Displaced Sudanese wait to receive humanitarian aid at the Abu al-Naga displacement camp in the Gedaref State, some 420km east of the capital Khartoum on February 6, 2026. (AFP)
Displaced Sudanese wait to receive humanitarian aid at the Abu al-Naga displacement camp in the Gedaref State, some 420km east of the capital Khartoum on February 6, 2026. (AFP)

A drone attack by a notorious paramilitary group hit a vehicle carrying displaced families in central Sudan Saturday, killing at least 24 people, including eight children, a doctors’ group said.

The attack by the Rapid Support Forces occurred close to the city of Rahad in North Kordofan province, said the Sudan Doctors Network, which tracks the country’s ongoing war.

The vehicle transported displaced people who fled fighting in the Dubeiker area of North Kordofan, the doctors’ group said in a statement.

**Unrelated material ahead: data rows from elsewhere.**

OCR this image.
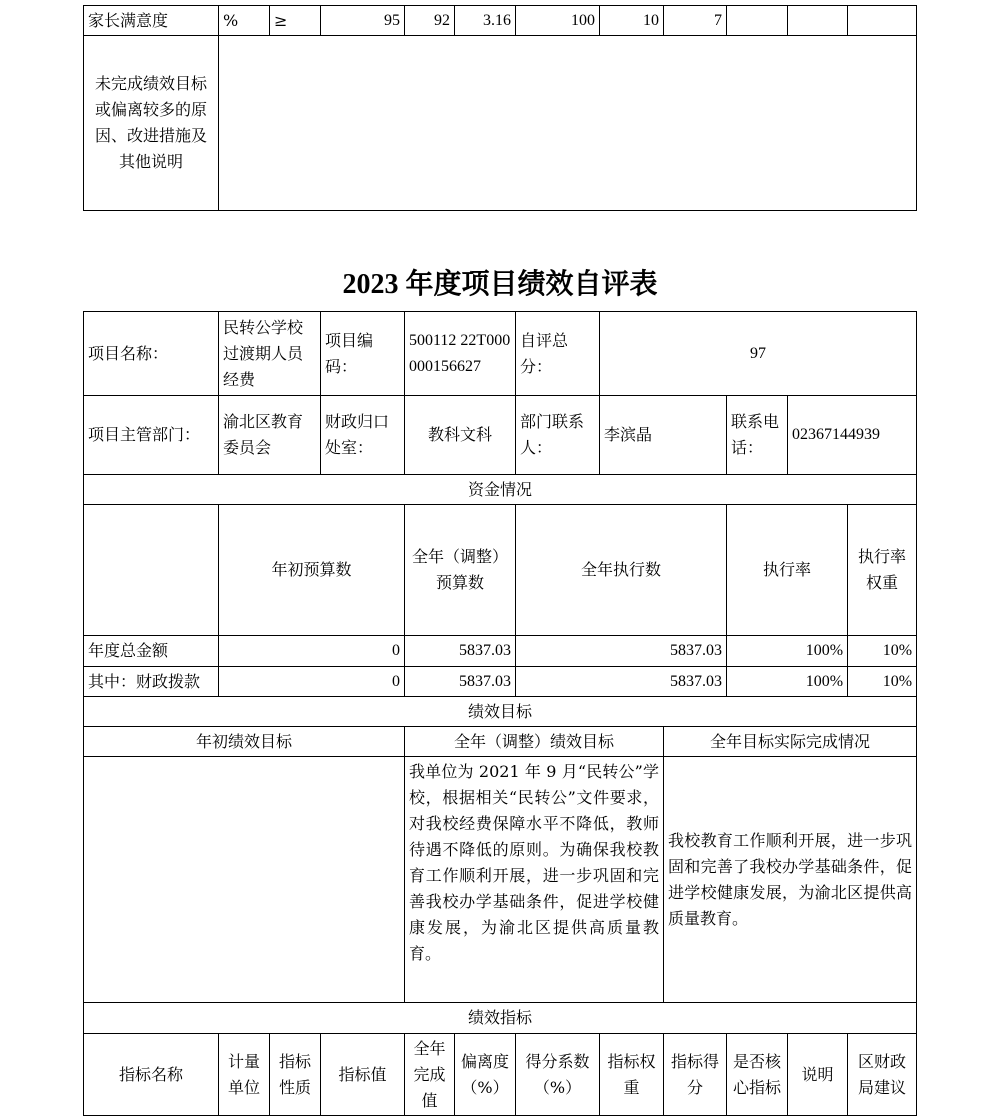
家长满意度	%	≥	95	92	3.16	100	10	7			
未完成绩效目标或偏离较多的原因、改进措施及其他说明											
2023 年度项目绩效自评表
项目名称：	民转公学校过渡期人员经费		项目编码：	500112 22T000000156627		自评总分：	97					
项目主管部门：	渝北区教育委员会		财政归口处室：	教科文科		部门联系人：	李滨晶		联系电话：	02367144939		
资金情况												
	年初预算数			全年（调整）预算数		全年执行数			执行率		执行率权重	
年度总金额	0			5837.03		5837.03			100%		10%	
其中：财政拨款	0			5837.03		5837.03			100%		10%	
绩效目标												
年初绩效目标				全年（调整）绩效目标				全年目标实际完成情况				
				我单位为 2021 年 9 月“民转公”学校，根据相关“民转公”文件要求，对我校经费保障水平不降低，教师待遇不降低的原则。为确保我校教育工作顺利开展，进一步巩固和完善我校办学基础条件，促进学校健康发展，为渝北区提供高质量教育。				我校教育工作顺利开展，进一步巩固和完善了我校办学基础条件，促进学校健康发展，为渝北区提供高质量教育。				
绩效指标												
指标名称	计量单位	指标性质	指标值	全年完成值	偏离度（%）	得分系数（%）	指标权重	指标得分	是否核心指标	说明	区财政局建议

Among the dead children were two infants, the group said.

The doctors’ group urged the international community and rights organizations to “take immediate action to protect civilians and hold the RSF leadership directly accountable for these violations.”

There was no immediate comment from the RSF, which has been at war against the Sudanese military for control of the country for about three years.

Sudan plunged into chaos in April 2023 when a power struggle between the military and the RSF exploded into open fighting in the capital, Khartoum, and elsewhere in the country.

The devastating war has killed more than 40,000 people, according to UN figures, but aid groups say that is an undercount and the true number could be many times higher.

It created the world’s largest humanitarian crisis with over 14 million people forced to flee their homes. It fueled disease outbreaks and pushed parts of the country into famine.